Spunk at 94

This is true: I am not going to stretch it even the tiniest bit; there is no reason to. I will not share the name because I have not asked permission, but I must tell this story because it is about True Spunk, as in True Grit.

Okay, it’s short, so don’t settle in for a long tale:

I know a lady who is 91 who knows another lady who is 94. Because the 91 year old injured her arm, she cannot drive and the 94 year old ferries her about 15 miles and back and forth to see her husband in a nursing home. Actually, it is a forth and back and forth and back set of trips because the driver lived in the same town as the nursing home, but the man’s wife lived 15 miles away. So she would go pick up her friend, take her to the nursing home, bring her back home and then go home herself.

A couple of days ago – in the middle of the forth and back trips, they went out to have a bite to eat.

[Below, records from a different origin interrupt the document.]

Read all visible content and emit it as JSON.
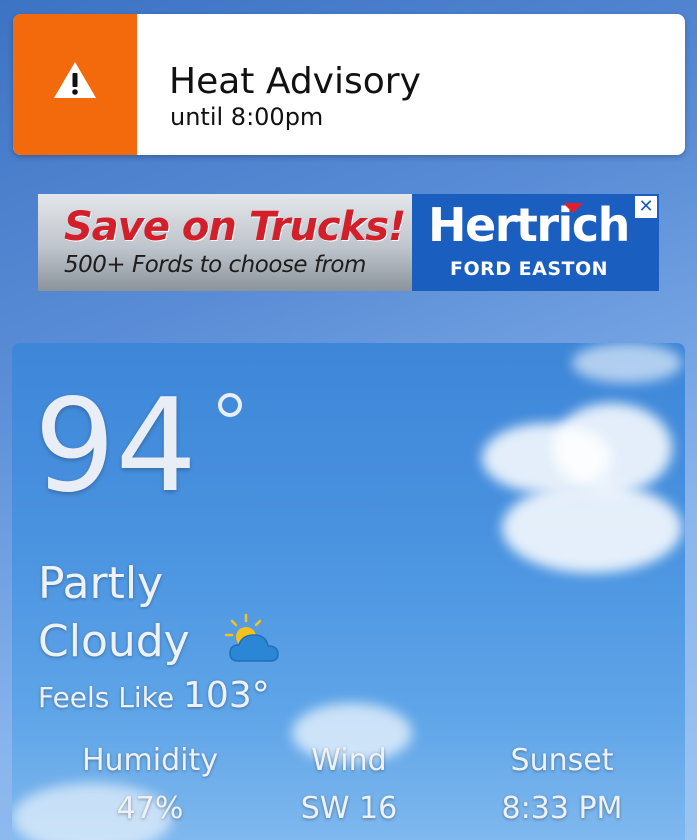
{
  "alert": {
    "title": "Heat Advisory",
    "subtitle": "until 8:00pm",
    "icon": "warning-icon",
    "color": "#f36a0c"
  },
  "ad": {
    "headline": "Save on Trucks!",
    "subline": "500+ Fords to choose from",
    "brand": "Hertrich",
    "location": "FORD EASTON",
    "close": "✕",
    "brand_color": "#1a5fc0",
    "headline_color": "#d21f2a"
  },
  "weather": {
    "temperature": "94",
    "condition_line1": "Partly",
    "condition_line2": "Cloudy",
    "condition_icon": "partly-cloudy-icon",
    "feels_like_label": "Feels Like",
    "feels_like_value": "103°",
    "stats": [
      {
        "label": "Humidity",
        "value": "47%"
      },
      {
        "label": "Wind",
        "value": "SW 16"
      },
      {
        "label": "Sunset",
        "value": "8:33 PM"
      }
    ]
  }
}
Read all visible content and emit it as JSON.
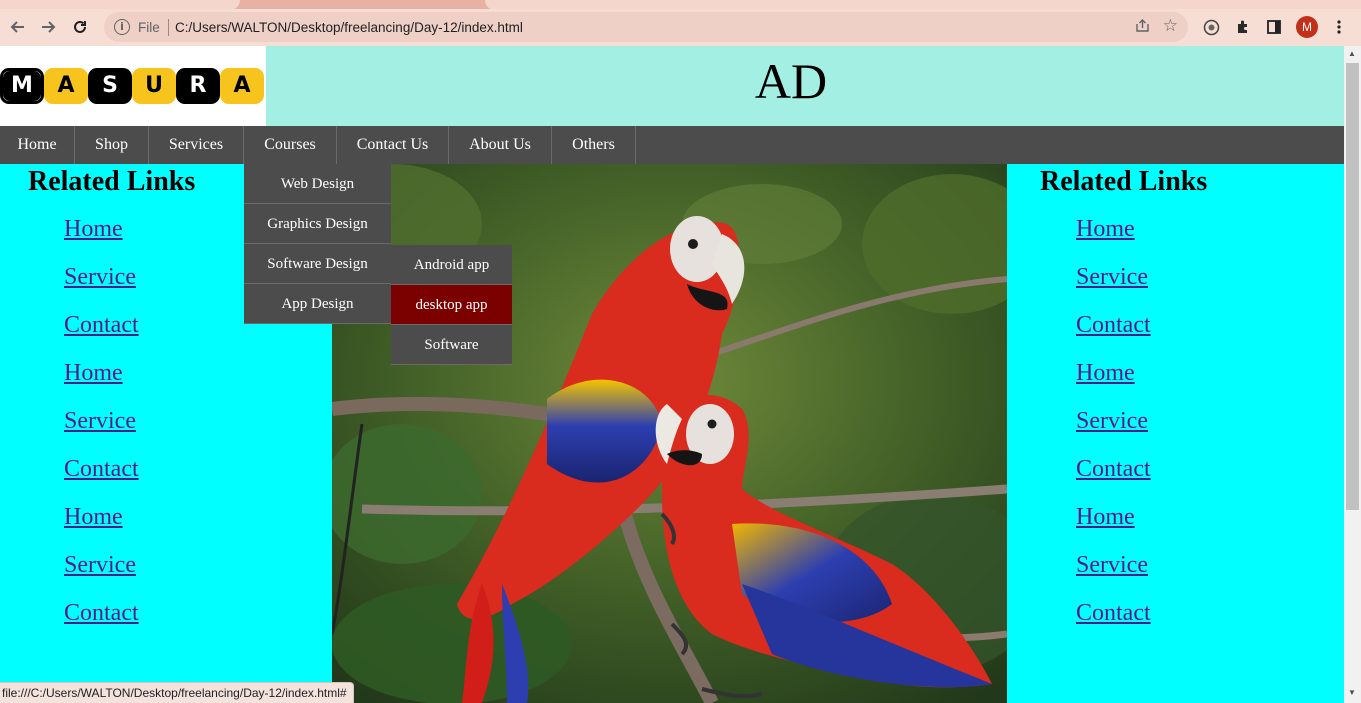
{
  "browser": {
    "scheme_label": "File",
    "url": "C:/Users/WALTON/Desktop/freelancing/Day-12/index.html",
    "profile_initial": "M",
    "status_url": "file:///C:/Users/WALTON/Desktop/freelancing/Day-12/index.html#"
  },
  "header": {
    "logo_letters": [
      "M",
      "A",
      "S",
      "U",
      "R",
      "A"
    ],
    "ad_text": "AD"
  },
  "nav": {
    "items": [
      "Home",
      "Shop",
      "Services",
      "Courses",
      "Contact Us",
      "About Us",
      "Others"
    ]
  },
  "courses_menu": {
    "items": [
      "Web Design",
      "Graphics Design",
      "Software Design",
      "App Design"
    ]
  },
  "software_submenu": {
    "items": [
      "Android app",
      "desktop app",
      "Software"
    ],
    "active_index": 1
  },
  "left_sidebar": {
    "title": "Related Links",
    "links": [
      "Home",
      "Service",
      "Contact",
      "Home",
      "Service",
      "Contact",
      "Home",
      "Service",
      "Contact"
    ]
  },
  "right_sidebar": {
    "title": "Related Links",
    "links": [
      "Home",
      "Service",
      "Contact",
      "Home",
      "Service",
      "Contact",
      "Home",
      "Service",
      "Contact"
    ]
  },
  "colors": {
    "sidebar_bg": "#00ffff",
    "ad_bg": "#a4efe4",
    "nav_bg": "#4c4c4c",
    "active_menu_bg": "#7b0000",
    "logo_yellow": "#f7c31d",
    "logo_black": "#000000"
  }
}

When they were getting back in the car, the 94 year old fell. The people from the restaurant came out and helped her up . . .  “Oh, I’m fine,” she said. She drove home and then returned to her house.

Later that evening, someone called to ask about her and she told them, “Ah, I’m here in bed all cozy with pillows.” Well, she was not. When her son came up in the morning, he discovered she had spent the night sitting on a kitchen chair with her head resting on her walker . . . because she could not walk.

He called the EMS and told her they would be there in 5 minutes. “Oh,” she said, “That is not long enough for me to get ready.” At the hospital, X-rays showed two cracks and a broken bone. She told her son, “Oh, I’ll just be here a day.”

For some reason I believe her.

I imagine she is asking, “Oh, can’t we just have that surgery as an out-patient?”